The committee did not hold back in its criticism of the Ministry of Justice for failing to publish the outcome of its own post-implementation review, and for refusing to provide a confidential copy to the committee, describing this as detrimental to its work.  The committee commented on the inconsistencies in the government’s account of the progress of its review, the fact that there was no compelling reason to withhold the information gathered by the review from the public, and described the government’s delay as ‘unacceptable’.

It also referred to a ‘troubling contrast between the speed with which the government has brought forward successive proposals for higher fees and its tardiness in completing an assessment of the impact of the most controversial change it has made’.

Without assistance from the government, the justice committee collated a considerable amount of its own evidence during the inquiry and made some bold recommendations. It concluded that tribunal fees have had a significant adverse impact on access to justice for meritorious claims, yet have made no real impact on the number of unmeritorious claims being brought.  

The committee’s key recommendations to address these concerns are:

  • The overall quantum of fees charged for bringing cases to an employment tribunal should be substantially reduced.
  • The thresholds for fee remission should be increased.  
  • The remission system should be simplified so that the income and capital thresholds assume both parts of the fee will be paid, and only one application for remission should be required.
  • The distinction between type A and type B claims should be replaced with a more subtle three-tier system, or fees should be set based on the value of the claim, with the potential for them to be waived entirely below a set level.
  • Special consideration should be given to women who are alleging pregnancy or maternity discrimination, for whom, at least, the time limit of three months for bringing a claim should be reviewed.  

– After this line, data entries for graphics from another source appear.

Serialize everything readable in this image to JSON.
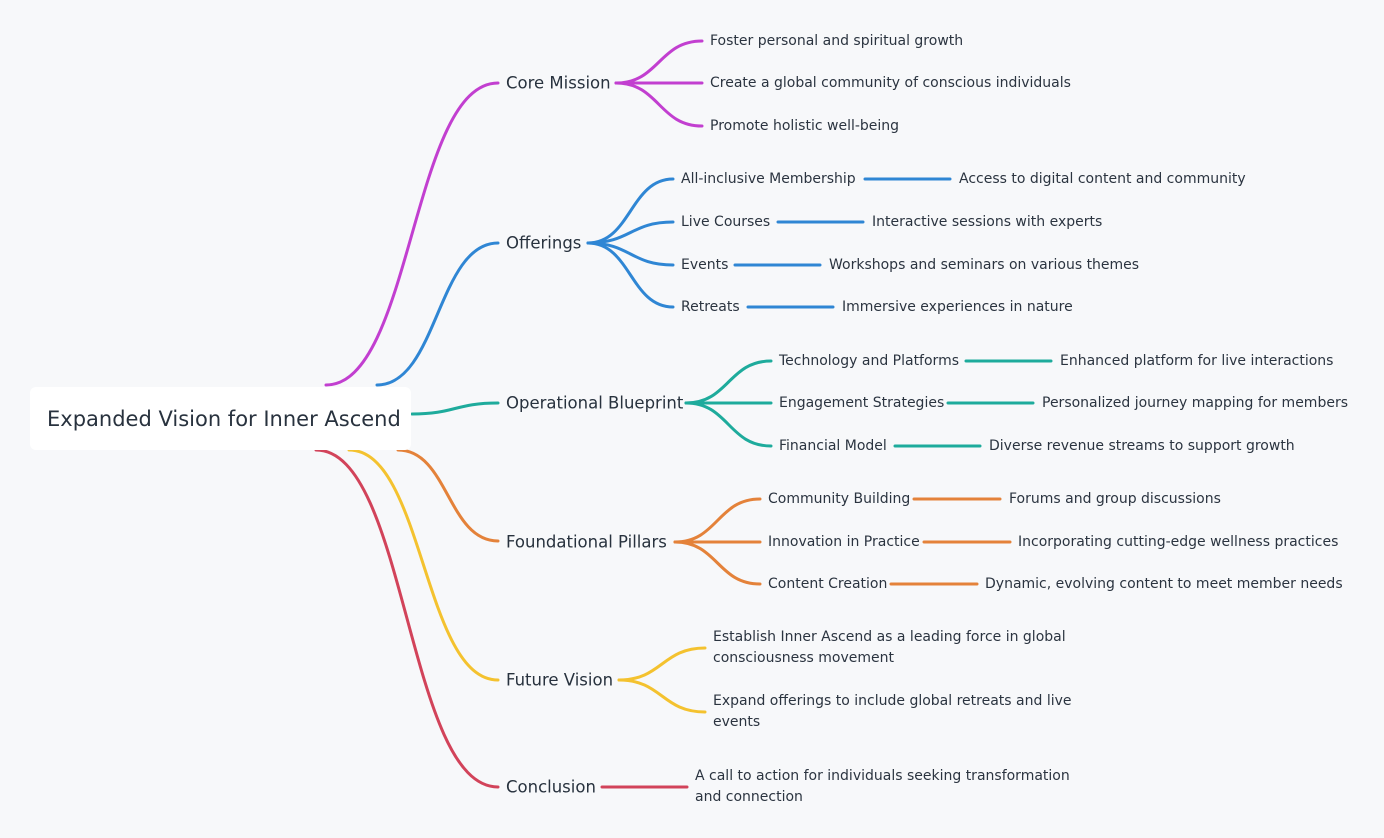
{
  "root": {
    "label": "Expanded Vision for Inner Ascend"
  },
  "branches": {
    "core_mission": {
      "label": "Core Mission",
      "color": "#c23fd0",
      "items": [
        "Foster personal and spiritual growth",
        "Create a global community of conscious individuals",
        "Promote holistic well-being"
      ]
    },
    "offerings": {
      "label": "Offerings",
      "color": "#2f86d4",
      "items": [
        {
          "label": "All-inclusive Membership",
          "detail": "Access to digital content and community"
        },
        {
          "label": "Live Courses",
          "detail": "Interactive sessions with experts"
        },
        {
          "label": "Events",
          "detail": "Workshops and seminars on various themes"
        },
        {
          "label": "Retreats",
          "detail": "Immersive experiences in nature"
        }
      ]
    },
    "operational_blueprint": {
      "label": "Operational Blueprint",
      "color": "#1eab9c",
      "items": [
        {
          "label": "Technology and Platforms",
          "detail": "Enhanced platform for live interactions"
        },
        {
          "label": "Engagement Strategies",
          "detail": "Personalized journey mapping for members"
        },
        {
          "label": "Financial Model",
          "detail": "Diverse revenue streams to support growth"
        }
      ]
    },
    "foundational_pillars": {
      "label": "Foundational Pillars",
      "color": "#e4823a",
      "items": [
        {
          "label": "Community Building",
          "detail": "Forums and group discussions"
        },
        {
          "label": "Innovation in Practice",
          "detail": "Incorporating cutting-edge wellness practices"
        },
        {
          "label": "Content Creation",
          "detail": "Dynamic, evolving content to meet member needs"
        }
      ]
    },
    "future_vision": {
      "label": "Future Vision",
      "color": "#f4c22f",
      "items": [
        "Establish Inner Ascend as a leading force in global consciousness movement",
        "Expand offerings to include global retreats and live events"
      ]
    },
    "conclusion": {
      "label": "Conclusion",
      "color": "#d2435a",
      "items": [
        "A call to action for individuals seeking transformation and connection"
      ]
    }
  }
}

This report is welcomed by those with concerns about the impact of employment tribunal fees on access to justice, and the fact that some unscrupulous employers have been able to resist settling claims based on a gamble that low-paid staff would not be able or willing to stump up the money required to pursue a claim for unpaid wages.  

The Law Society has urged the MoJ to ‘act swiftly on the justice committee’s recommendation that the fees charged in the employment tribunal should be substantially reduced’.  

In the meantime, Unison has continued to pursue its quest for judicial review. Its second attempt failed at the High Court in 2014 and at the Court of Appeal in 2015, but leave to appeal to the Supreme Court has now been granted and the appeal is set for December 2016. Let us hope that the government will have been able to produce the outcome of its own review by then.